After a family funeral in the mid-90’s, my extended family gathered at my aunt’s home and hovered around a table laden with sandwiches and cakes. I was picking and choosing through the offerings when my uncle, noticing there were no sweets on my plate (he also knew I had Type 1), asked whether I wanted a slice of cake? I declined. He pointed to my aunt Marie, his wife, and while making a gesture like injecting his stomach with a needle, said, “Why don’t you do what Marie does? Just shoot up a little extra?” My aunt, already overweight and having trouble walking, smiled and nodded. She eventually died of complications of Type 2 diabetes. Shooting up a little extra didn’t help her much. And I wonder, did any of those brief moments of pleasure on the tongue really make life “sweeter” or more enjoyable? The side-effects of diabetes are certainly not enjoyable.

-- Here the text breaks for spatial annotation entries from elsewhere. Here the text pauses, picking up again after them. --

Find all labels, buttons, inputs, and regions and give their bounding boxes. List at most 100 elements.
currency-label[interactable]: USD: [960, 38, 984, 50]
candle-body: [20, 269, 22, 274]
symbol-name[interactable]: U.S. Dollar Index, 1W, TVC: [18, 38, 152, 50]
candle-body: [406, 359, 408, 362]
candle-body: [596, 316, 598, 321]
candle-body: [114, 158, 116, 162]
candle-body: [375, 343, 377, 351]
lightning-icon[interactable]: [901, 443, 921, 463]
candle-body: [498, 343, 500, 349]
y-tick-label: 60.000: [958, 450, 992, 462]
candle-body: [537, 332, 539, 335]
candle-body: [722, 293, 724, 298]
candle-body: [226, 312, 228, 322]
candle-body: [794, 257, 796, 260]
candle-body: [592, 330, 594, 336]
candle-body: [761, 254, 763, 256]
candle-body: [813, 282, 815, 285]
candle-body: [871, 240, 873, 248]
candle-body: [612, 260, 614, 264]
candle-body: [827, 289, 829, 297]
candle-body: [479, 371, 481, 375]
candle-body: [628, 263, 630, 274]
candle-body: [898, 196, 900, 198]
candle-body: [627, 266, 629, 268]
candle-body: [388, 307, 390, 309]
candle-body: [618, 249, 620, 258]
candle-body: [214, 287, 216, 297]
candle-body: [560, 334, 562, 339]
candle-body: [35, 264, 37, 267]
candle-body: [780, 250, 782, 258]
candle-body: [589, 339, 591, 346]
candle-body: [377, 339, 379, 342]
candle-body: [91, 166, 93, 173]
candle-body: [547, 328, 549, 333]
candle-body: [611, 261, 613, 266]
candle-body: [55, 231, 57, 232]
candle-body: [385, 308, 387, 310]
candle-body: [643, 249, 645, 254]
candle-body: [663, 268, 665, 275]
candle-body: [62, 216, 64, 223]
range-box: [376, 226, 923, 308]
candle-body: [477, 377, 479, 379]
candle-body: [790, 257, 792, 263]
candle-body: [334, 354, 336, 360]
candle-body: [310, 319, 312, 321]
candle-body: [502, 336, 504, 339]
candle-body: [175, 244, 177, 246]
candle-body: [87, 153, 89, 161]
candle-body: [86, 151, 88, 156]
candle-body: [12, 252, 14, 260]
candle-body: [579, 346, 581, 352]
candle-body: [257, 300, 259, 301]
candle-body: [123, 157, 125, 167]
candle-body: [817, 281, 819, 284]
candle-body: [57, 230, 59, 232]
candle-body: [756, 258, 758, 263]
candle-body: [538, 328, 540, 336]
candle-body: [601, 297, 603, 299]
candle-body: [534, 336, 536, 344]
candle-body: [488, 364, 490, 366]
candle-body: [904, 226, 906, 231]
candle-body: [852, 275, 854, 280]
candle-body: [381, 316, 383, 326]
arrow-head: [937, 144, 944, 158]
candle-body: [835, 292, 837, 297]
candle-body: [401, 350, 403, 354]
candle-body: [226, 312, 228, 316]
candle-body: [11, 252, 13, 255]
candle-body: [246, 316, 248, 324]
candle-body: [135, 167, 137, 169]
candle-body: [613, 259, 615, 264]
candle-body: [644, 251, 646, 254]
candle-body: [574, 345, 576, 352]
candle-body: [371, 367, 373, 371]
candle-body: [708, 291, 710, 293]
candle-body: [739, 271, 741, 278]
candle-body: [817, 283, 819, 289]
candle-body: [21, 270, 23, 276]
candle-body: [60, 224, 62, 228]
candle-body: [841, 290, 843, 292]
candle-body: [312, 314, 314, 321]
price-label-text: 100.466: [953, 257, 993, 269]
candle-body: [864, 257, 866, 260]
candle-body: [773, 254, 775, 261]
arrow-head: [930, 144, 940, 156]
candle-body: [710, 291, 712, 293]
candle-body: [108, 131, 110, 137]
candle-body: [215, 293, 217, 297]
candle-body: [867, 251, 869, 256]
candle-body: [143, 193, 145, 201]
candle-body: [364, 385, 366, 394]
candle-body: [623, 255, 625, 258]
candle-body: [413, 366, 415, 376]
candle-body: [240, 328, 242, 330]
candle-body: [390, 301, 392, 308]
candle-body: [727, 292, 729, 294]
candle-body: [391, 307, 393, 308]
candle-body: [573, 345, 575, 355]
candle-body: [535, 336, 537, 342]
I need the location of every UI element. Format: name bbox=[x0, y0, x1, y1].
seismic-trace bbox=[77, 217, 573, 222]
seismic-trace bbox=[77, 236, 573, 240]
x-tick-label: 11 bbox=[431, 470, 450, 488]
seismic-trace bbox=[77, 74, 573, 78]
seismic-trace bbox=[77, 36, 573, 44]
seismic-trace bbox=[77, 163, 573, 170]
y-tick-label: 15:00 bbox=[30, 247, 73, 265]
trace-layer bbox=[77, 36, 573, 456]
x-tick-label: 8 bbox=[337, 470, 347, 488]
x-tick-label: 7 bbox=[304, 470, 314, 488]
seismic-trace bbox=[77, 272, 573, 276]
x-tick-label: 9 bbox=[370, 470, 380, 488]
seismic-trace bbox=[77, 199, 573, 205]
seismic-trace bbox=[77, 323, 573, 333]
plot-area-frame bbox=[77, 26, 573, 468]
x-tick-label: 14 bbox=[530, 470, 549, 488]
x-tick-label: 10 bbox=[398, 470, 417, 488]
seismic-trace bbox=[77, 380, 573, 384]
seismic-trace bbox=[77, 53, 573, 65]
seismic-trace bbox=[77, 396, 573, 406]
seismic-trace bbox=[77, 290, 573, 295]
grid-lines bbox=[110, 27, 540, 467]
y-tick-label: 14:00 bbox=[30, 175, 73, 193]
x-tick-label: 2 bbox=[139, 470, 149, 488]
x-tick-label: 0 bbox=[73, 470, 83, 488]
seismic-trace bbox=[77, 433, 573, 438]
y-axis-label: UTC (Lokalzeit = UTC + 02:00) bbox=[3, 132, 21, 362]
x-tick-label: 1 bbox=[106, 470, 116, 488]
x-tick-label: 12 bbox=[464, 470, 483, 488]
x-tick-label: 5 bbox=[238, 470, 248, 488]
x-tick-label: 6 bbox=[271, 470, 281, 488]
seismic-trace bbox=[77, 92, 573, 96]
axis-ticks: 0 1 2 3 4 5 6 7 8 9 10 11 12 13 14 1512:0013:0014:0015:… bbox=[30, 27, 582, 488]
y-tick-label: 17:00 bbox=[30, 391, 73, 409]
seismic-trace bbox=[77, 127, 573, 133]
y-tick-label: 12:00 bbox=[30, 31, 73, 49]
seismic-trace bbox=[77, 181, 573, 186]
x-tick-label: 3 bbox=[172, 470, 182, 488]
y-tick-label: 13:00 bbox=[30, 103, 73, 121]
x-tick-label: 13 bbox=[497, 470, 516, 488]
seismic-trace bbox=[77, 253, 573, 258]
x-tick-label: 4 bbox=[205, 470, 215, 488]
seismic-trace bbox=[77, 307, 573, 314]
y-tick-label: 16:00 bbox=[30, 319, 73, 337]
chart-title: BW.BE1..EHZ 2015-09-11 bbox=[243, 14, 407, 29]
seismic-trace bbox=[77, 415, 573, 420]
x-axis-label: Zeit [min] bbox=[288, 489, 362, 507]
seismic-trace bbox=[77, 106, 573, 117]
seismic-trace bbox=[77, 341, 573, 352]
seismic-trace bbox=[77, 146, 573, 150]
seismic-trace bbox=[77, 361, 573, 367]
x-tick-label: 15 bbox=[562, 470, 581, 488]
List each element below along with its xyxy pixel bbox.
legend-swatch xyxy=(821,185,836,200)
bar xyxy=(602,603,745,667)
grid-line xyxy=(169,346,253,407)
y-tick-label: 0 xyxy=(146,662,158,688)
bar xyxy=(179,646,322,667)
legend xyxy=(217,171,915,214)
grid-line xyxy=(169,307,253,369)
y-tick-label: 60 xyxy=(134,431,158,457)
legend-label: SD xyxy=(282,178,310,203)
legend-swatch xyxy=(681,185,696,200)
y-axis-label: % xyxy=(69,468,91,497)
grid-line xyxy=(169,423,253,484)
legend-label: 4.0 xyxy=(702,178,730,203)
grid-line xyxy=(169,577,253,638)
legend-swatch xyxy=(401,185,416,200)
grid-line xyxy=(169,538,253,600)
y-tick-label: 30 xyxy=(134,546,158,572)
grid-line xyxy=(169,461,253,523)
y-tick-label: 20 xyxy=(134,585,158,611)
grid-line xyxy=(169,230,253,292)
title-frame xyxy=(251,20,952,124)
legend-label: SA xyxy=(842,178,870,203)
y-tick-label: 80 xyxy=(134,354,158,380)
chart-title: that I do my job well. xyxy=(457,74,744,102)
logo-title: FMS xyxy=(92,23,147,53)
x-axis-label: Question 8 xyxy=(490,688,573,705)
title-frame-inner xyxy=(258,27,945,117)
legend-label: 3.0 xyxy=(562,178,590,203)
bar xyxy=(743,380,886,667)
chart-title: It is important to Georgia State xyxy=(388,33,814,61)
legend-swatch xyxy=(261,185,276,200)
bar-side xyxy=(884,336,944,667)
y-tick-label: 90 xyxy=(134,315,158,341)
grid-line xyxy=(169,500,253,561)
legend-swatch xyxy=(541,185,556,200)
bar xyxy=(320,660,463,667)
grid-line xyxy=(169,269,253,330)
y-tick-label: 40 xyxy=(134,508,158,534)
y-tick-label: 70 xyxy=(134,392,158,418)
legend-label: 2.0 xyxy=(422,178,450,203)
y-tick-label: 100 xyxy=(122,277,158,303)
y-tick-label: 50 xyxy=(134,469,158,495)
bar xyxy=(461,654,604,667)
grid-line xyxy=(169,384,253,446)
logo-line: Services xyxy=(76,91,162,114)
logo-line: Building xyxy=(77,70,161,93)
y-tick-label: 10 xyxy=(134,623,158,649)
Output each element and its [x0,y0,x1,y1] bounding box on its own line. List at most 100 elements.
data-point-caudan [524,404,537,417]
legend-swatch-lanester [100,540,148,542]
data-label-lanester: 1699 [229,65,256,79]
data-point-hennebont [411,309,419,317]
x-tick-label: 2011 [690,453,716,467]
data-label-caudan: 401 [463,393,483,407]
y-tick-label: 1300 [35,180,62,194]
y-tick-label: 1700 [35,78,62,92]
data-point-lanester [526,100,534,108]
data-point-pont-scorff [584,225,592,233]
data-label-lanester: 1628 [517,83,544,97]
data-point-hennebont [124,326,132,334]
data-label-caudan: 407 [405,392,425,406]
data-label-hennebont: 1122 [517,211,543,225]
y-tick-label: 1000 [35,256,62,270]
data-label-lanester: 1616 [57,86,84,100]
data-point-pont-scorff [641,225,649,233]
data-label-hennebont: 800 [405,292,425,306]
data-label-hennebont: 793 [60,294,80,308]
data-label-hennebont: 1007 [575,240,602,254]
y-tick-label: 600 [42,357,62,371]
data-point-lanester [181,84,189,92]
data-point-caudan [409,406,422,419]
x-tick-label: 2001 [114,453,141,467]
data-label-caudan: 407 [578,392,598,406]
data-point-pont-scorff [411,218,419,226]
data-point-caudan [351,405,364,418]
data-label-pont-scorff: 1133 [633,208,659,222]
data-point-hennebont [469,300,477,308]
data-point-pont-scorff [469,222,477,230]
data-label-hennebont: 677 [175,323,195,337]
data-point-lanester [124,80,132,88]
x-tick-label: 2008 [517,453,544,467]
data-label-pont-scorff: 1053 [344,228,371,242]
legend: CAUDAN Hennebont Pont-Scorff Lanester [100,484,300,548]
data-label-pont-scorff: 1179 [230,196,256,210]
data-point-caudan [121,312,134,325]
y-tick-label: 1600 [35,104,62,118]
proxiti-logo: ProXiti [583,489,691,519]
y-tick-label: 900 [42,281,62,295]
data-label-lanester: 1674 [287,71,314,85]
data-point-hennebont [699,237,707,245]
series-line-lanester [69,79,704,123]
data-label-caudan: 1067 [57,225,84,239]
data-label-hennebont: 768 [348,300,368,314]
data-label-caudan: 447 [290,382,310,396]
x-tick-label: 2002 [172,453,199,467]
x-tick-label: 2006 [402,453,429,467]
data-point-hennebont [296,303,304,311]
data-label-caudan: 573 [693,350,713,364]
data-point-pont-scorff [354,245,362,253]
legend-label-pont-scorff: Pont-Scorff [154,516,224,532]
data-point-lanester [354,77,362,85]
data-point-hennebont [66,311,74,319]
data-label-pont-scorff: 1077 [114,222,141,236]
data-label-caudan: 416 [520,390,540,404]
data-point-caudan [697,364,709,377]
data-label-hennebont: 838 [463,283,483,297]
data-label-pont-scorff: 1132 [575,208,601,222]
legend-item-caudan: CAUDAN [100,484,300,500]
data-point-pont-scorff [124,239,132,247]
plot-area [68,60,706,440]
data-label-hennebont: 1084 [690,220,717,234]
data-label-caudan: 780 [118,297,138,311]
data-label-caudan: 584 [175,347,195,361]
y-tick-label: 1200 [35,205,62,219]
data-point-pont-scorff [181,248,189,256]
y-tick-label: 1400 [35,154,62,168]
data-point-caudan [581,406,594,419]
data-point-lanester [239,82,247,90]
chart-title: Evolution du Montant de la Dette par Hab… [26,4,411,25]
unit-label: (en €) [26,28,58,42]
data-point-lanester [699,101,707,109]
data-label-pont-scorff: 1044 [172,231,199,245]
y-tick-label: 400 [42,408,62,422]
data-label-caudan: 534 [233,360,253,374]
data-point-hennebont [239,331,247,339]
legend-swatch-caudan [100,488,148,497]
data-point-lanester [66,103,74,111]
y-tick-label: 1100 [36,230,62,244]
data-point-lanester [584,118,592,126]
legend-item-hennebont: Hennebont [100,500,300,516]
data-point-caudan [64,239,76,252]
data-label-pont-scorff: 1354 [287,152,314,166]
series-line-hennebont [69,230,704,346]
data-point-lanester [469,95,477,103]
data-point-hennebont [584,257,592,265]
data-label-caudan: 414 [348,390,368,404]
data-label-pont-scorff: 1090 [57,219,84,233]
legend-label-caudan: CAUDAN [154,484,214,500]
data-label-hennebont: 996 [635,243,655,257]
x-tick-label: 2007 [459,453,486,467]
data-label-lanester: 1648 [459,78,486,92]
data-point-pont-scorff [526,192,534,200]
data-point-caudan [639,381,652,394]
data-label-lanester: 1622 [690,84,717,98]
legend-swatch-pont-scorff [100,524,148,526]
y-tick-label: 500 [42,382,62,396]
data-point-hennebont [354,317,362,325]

I’m not condemning my aunt. I’ve given myself a little extra in order to eat sweets too, but why do we care so goddamn much about food? Why do we feel eating sweets is some kind of right? Why is it, when we’re sad, mad, glad, we feel we deserve a little something? Why do we telescope the pleasures and pain of life down to a bowl of ice cream (name your obsession)–and as portion sizes have increased, it’s rarely a “little something” more often it’s a super-sized something.
The irony is, at this point in time, more time and energy is spent on the preparation, taste etc. of foods-witness the plethora of cooking shows, cookbooks, cooking gurus etc. and the avalanche of cooking gadgets that go with this obsession–when in reality, we hardly know how to truly enjoy eating, tasting, touching, and smelling what we put in our mouths, namely the food that sustains our bodies. People salivate no matter whether they’re in the MacDonald’s check out line, or sitting down at the finest restaurant, because the smells trigger hunger, desire etc., but most can’t savor simply eating an apple–they can’t eat it (or anything) slowly and really taste that apple (the fact that much of what we find in our supermarkets lacks taste or nutrition is another post, but for the purposes of this post imagine food that does taste good.)
Few people truly connect to what they eat, or understand what it means to nourish body and soul. Most of us are, however, very connected to the desire and craving for food and those desires and cravings deserve attention. We heal when we bring gentle, loving attention to our desires, when we walk straight into them and say, “I’m here. I want to understand the desires and cravings that visit me everyday, sometimes every hour and minute.” When we finally commit to doing that, we’ll find sweetness in every single moment of every day.